A little while ago the lovely Emma from Never Judge A Book By Its Cover and I launched Let’s Talk YA. You can check out the first, second, third, fourth and fifth books I’ve previously recommended, all of which are incredible UKYA books that I think need to be shouted about more. Today, I’m discussing the incredible Meat Market by Juno Dawson.
Trigger warnings: eating disorders, transphobia, sexual assault, sexual harassment, body shaming, coercion, drug use.
Jana Novak’s history sounds like a classic model cliché: tall and gangly, she’s uncomfortable with her androgynous looks until she’s unexpectedly scouted and catapulted to superstardom.
But the fashion industry is as grimy as it is glamorous. And there are unexpected predators at every turn.
Jana is an ordinary girl from a south London estate, lifted to unimaginable heights. But the further you rise, the more devastating your fall …
Honest and raw, this is a timely exposé of the dark underbelly of the fashion industry in an era of #TimesUp and #MeToo. It might just be Juno Dawson’s most important book yet.
Why I Love It:
Juno Dawson has become an auto-buy author for me, as she isn’t afraid to tackle intense issues facing teenagers now with a gritty, realistic and casually diverse writing style that captivates you instantly. These issues are tackled without any patronising tones and makes them into empowering, nuanced stories. Therefore, when I heard that she was tackling the fashion industry with the same raw honesty as Clean, I knew I needed to read it.
This is a dark, gut-wrenching, raw and brutally honest look at the dark side of the fashion industry, the sexism perpetuated by it and internalised within it. You can definitely see Juno’s meticulous research shining through.
Jana and the rest of the supporting cast have such authentic voices that make you really empathise with them, pulling you into their journeys. Dawson has a gift for writing really engaging, memorable and authentic characters that I could definitely see in my own life.
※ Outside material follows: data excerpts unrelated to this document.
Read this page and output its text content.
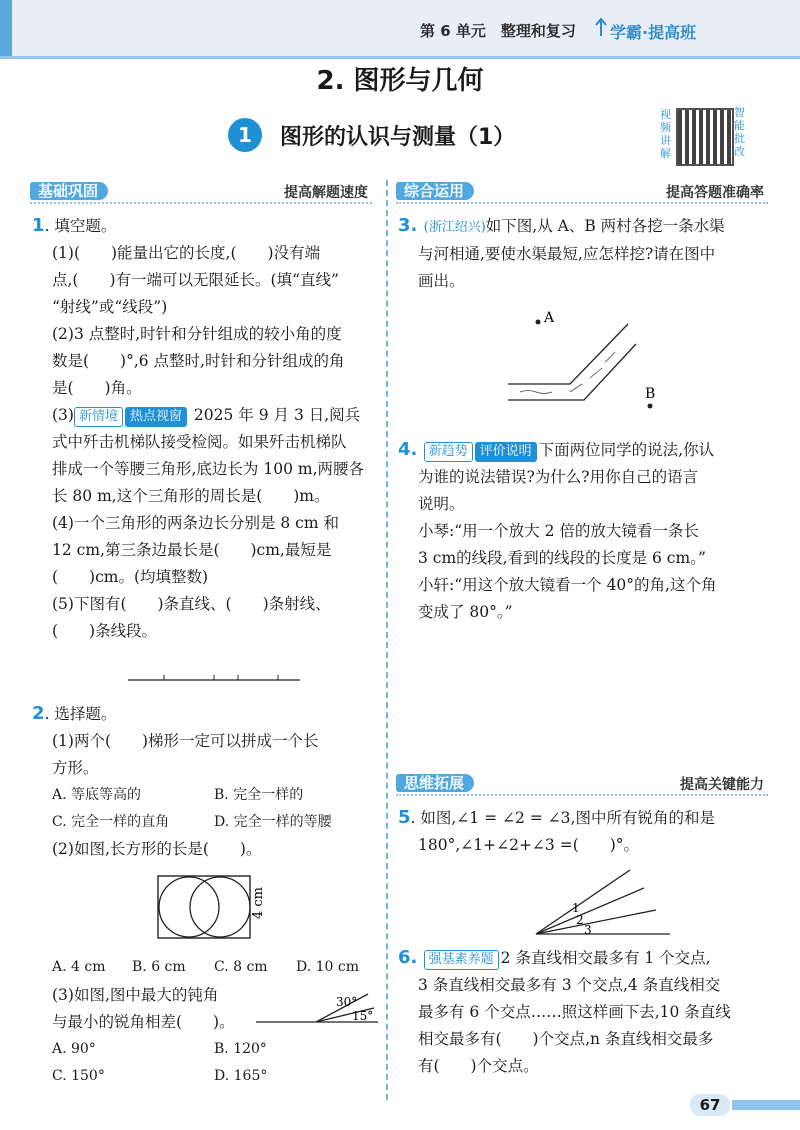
第 6 单元　整理和复习 学霸·提高班
2. 图形与几何
1	图形的认识与测量（1）
视频讲解
智能批改
基础巩固	提高解题速度	综合运用	提高答题准确率
思维拓展	提高关键能力
1. 填空题。
(1)(　　)能量出它的长度,(　　)没有端
点,(　　)有一端可以无限延长。(填“直线”
“射线”或“线段”)
(2)3 点整时,时针和分针组成的较小角的度
数是(　　)°,6 点整时,时针和分针组成的角
是(　　)角。
(3) 新情境 热点视窗 2025 年 9 月 3 日,阅兵
式中歼击机梯队接受检阅。如果歼击机梯队
排成一个等腰三角形,底边长为 100 m,两腰各
长 80 m,这个三角形的周长是(　　)m。
(4)一个三角形的两条边长分别是 8 cm 和
12 cm,第三条边最长是(　　)cm,最短是
(　　)cm。(均填整数)
(5)下图有(　　)条直线、(　　)条射线、
(　　)条线段。
2. 选择题。
(1)两个(　　)梯形一定可以拼成一个长
方形。
A. 等底等高的	B. 完全一样的
C. 完全一样的直角	D. 完全一样的等腰
(2)如图,长方形的长是(　　)。
4 cm
A. 4 cm B. 6 cm C. 8 cm D. 10 cm
(3)如图,图中最大的钝角
与最小的锐角相差(　　)。
A. 90°	B. 120°
C. 150°	D. 165°
30°
15°
3. (浙江绍兴)如下图,从 A、B 两村各挖一条水渠
与河相通,要使水渠最短,应怎样挖?请在图中
画出。
A
B
4. 新趋势 评价说明 下面两位同学的说法,你认
为谁的说法错误?为什么?用你自己的语言
说明。
小琴:“用一个放大 2 倍的放大镜看一条长
3 cm的线段,看到的线段的长度是 6 cm。”
小轩:“用这个放大镜看一个 40°的角,这个角
变成了 80°。”
5. 如图,∠1 = ∠2 = ∠3,图中所有锐角的和是
180°,∠1+∠2+∠3 =(　　)°。
1
2
3
6. 强基素养题 2 条直线相交最多有 1 个交点,
3 条直线相交最多有 3 个交点,4 条直线相交
最多有 6 个交点……照这样画下去,10 条直线
相交最多有(　　)个交点,n 条直线相交最多
有(　　)个交点。
67
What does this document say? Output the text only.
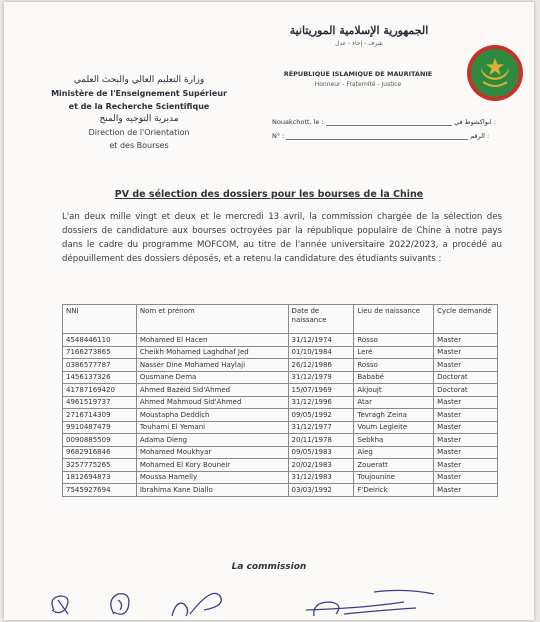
الجمهورية الإسلامية الموريتانية
شرف - إخاء - عدل
RÉPUBLIQUE ISLAMIQUE DE MAURITANIE
Honneur - Fraternité - Justice
وزارة التعليم العالي والبحث العلمي
Ministère de l'Enseignement Supérieur
et de la Recherche Scientifique
مديرية التوجيه والمنح
Direction de l'Orientation
et des Bourses
Nouakchott, le :
N° :
انواكشوط في :
الرقم :
PV de sélection des dossiers pour les bourses de la Chine
L'an deux mille vingt et deux et le mercredi 13 avril, la commission chargée de la sélection des dossiers de candidature aux bourses octroyées par la république populaire de Chine à notre pays dans le cadre du programme MOFCOM, au titre de l'année universitaire 2022/2023, a procédé au dépouillement des dossiers déposés, et a retenu la candidature des étudiants suivants :
NNI	Nom et prénom	Date de naissance	Lieu de naissance	Cycle demandé
4548446110	Mohamed El Hacen	31/12/1974	Rosso	Master
7166273865	Cheikh Mohamed Laghdhaf Jed	01/10/1984	Leré	Master
0386577787	Nasser Dine Mohamed Haylaji	26/12/1986	Rosso	Master
1456137326	Ousmane Dema	31/12/1979	Bababé	Doctorat
41787169420	Ahmed Bazeid Sid'Ahmed	15/07/1969	Akjoujt	Doctorat
4961519737	Ahmed Mahmoud Sid'Ahmed	31/12/1996	Atar	Master
2716714309	Moustapha Deddich	09/05/1992	Tevragh Zeina	Master
9910487479	Touhami El Yemani	31/12/1977	Voum Legleite	Master
0090885509	Adama Dieng	20/11/1978	Sebkha	Master
9682916846	Mohamed Moukhyar	09/05/1983	Aleg	Master
3257775265	Mohamed El Kory Bouneir	20/02/1983	Zoueratt	Master
1812694873	Moussa Hamelly	31/12/1983	Toujounine	Master
7545927694	Ibrahima Kane Diallo	03/03/1992	F'Deirick	Master
La commission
The pacing is relentless, with clear foreshadowing of the direction in which the story inevitably goes. Dawson always treats the issues with clear respect and care, never allowing them to become gratuitous, particularly the sexual assault scene that is sickening to read, but also all too real.
Dawson writes such amazing, hard-hitting and gritty stories that are always relevant, honest and much needed. Her work is a must read.
Have you read Meat Market or any of Juno’s work? What did you think?